Perché allora insistere ossessivamente nel ricercare le motivazioni esclusivamente nel software? Un significativo elemento non potrebbe invece essere l’infelice scelta di Microsoft di commercializzare la loro nuova console in un imprescindibile abbinamento con il Kinect? (ve ne eravate dimenticati dell’esistenza, vero? Ammettetelo! ? ) Eppure, ricordando le dichiarazioni dell’epoca di Microsoft, sembrava che la simbiosi dovesse essere permanente ed immutabile… Ora, se potessero, quasi vorrebbero negare che sia mai esistito. Tuttavia, la presenza di questo sensore, comportò un 20% in più nel prezzo di vendita di XBOX rispetto a quella della concorrenza. Lascio a voi, con il senno di poi, le considerazioni del caso.
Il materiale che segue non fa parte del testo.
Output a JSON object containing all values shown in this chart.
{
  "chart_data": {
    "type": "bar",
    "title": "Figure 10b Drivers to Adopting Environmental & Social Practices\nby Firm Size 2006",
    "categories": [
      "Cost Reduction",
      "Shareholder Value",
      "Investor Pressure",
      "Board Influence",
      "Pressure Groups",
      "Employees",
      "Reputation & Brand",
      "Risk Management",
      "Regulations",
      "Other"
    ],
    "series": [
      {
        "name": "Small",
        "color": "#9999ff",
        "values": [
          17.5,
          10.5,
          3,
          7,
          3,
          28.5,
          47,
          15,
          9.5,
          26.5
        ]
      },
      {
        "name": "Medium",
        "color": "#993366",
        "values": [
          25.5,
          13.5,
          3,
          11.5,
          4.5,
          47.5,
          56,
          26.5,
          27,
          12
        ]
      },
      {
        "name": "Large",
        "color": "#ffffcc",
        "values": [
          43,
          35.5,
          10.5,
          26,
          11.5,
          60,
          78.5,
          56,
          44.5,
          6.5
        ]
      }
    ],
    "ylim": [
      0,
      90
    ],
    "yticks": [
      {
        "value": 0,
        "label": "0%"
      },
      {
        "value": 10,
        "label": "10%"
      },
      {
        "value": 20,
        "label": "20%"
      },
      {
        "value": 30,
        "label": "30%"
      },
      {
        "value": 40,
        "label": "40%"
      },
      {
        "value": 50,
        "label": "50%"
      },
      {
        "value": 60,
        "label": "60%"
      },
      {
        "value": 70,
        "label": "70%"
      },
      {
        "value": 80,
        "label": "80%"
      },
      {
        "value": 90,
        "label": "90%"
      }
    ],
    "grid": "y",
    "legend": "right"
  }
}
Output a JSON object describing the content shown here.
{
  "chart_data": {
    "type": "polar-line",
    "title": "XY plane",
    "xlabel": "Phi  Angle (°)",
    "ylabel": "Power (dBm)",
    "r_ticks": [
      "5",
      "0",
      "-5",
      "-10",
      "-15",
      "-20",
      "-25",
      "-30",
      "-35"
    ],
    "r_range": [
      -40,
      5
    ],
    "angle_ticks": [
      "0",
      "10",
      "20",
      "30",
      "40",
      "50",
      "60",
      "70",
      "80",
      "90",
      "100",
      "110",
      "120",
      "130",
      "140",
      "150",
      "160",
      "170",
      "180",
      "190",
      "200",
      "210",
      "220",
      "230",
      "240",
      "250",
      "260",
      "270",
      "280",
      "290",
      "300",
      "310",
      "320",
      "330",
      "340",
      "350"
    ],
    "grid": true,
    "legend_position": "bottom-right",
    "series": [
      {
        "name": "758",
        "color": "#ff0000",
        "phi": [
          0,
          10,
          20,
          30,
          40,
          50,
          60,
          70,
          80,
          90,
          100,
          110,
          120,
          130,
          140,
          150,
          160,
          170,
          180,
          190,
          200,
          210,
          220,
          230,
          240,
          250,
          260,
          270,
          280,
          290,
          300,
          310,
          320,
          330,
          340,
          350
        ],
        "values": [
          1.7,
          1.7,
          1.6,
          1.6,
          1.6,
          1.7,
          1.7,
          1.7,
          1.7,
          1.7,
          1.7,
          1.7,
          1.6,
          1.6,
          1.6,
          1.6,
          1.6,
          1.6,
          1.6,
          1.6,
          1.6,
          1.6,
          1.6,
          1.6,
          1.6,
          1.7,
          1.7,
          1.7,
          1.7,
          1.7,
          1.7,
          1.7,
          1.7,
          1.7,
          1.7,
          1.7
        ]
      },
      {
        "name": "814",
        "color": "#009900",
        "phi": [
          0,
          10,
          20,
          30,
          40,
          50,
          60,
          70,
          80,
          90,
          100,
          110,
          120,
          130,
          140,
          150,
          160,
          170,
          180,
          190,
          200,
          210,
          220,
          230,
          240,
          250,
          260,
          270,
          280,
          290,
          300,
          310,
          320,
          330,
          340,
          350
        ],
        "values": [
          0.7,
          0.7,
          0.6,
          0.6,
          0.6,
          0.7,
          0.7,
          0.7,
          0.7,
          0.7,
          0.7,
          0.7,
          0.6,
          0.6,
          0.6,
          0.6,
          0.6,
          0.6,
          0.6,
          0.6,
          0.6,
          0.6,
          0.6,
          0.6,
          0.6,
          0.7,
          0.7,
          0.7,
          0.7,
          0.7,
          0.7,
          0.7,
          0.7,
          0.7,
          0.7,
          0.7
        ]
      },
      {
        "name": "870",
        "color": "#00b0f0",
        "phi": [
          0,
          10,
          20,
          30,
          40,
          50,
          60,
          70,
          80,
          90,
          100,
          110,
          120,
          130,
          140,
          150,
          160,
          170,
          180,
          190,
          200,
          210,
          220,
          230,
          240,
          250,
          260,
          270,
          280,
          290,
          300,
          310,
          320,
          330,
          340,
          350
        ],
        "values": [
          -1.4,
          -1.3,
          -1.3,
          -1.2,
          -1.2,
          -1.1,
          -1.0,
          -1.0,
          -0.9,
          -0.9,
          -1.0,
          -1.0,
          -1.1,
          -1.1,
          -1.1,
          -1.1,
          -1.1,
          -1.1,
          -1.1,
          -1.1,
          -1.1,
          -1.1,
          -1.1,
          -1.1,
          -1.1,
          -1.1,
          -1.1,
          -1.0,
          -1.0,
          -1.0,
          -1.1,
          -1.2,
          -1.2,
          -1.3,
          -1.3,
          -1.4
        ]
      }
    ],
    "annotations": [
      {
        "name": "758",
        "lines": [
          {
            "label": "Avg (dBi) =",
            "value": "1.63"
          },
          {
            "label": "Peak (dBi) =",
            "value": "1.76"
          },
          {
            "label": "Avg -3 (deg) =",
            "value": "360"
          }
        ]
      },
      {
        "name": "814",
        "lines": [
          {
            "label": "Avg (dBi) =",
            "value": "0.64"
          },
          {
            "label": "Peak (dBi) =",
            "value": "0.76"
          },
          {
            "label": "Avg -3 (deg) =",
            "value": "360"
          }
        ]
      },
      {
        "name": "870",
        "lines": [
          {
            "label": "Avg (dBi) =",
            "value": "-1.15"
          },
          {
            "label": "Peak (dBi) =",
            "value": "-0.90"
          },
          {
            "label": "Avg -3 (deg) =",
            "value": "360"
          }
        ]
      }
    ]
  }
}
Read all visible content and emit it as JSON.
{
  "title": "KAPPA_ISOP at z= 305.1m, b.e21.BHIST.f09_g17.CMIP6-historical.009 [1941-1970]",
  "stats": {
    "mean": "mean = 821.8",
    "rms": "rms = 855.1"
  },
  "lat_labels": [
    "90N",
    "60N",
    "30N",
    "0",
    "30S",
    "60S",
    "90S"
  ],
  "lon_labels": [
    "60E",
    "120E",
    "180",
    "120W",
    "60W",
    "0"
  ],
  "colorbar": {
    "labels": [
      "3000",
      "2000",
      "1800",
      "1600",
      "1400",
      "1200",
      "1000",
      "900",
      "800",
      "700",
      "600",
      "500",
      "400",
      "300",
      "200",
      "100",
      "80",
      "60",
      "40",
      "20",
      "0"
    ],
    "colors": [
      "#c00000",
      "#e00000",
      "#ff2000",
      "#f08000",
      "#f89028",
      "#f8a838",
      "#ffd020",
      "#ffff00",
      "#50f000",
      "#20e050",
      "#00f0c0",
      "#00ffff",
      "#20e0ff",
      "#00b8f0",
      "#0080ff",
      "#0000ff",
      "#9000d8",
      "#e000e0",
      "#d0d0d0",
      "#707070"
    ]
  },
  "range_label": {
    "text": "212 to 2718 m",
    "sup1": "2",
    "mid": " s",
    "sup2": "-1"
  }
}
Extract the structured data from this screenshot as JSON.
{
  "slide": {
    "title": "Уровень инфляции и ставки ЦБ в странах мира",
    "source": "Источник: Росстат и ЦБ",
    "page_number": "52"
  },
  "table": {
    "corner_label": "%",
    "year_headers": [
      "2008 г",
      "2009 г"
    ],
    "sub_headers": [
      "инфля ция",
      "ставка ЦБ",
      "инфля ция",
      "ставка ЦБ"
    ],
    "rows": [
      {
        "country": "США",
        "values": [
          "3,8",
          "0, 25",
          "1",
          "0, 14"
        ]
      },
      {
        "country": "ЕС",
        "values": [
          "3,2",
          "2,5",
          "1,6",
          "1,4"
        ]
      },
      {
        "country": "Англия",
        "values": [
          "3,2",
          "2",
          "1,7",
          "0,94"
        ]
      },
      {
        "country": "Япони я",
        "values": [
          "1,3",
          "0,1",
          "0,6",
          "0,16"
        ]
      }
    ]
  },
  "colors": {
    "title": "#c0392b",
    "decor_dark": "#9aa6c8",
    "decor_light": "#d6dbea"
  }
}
Prima della conclusione dell’articolo non possiamo non esprimerci sulla nuova tendenza attuale. Le console di mezzo, note in inglese con l’epiteto di mid-generation consoles. Se i restyling del chassis hanno sempre fatto parte del mondo delle consoles (persino l’Atari VCS 2600 lo ebbe),le versioni variamente potenziate di Playstation 4 ed XBOX ONE sono un’esclusiva novità dei tempi attuali. Anche in questo caso le fortune dei singoli hardware sono piuttosto differenti. Data tuttavia la centralità dell’argomento, ad esso verrà senza dubbio dedicato un articolo a sé stante. Limitatamente alle mid-gen consoles, va soltanto come evidenziato come l’attenzione del pubblico, e degli acquirenti, sia stata sicuramente più elevata rispetto al sarcasmo con il quale parte della stampa specializzata aveva chiosato l’uscita di questi nuovi e potenziati modelli.
Raccomandazione finale
Come abbiamo quindi avuto modo di analizzare, il successo di una console dipende da un’infinità di fattori, alcuni addirittura esterni al mondo dei videogamens. Ma per favore, la prossima volta che sentirete la solita frase buttata lì un po’ a caso “la differenza la fanno i giochi”, sappiate che, come minimo, vi stanno buttando fumo negli occhi.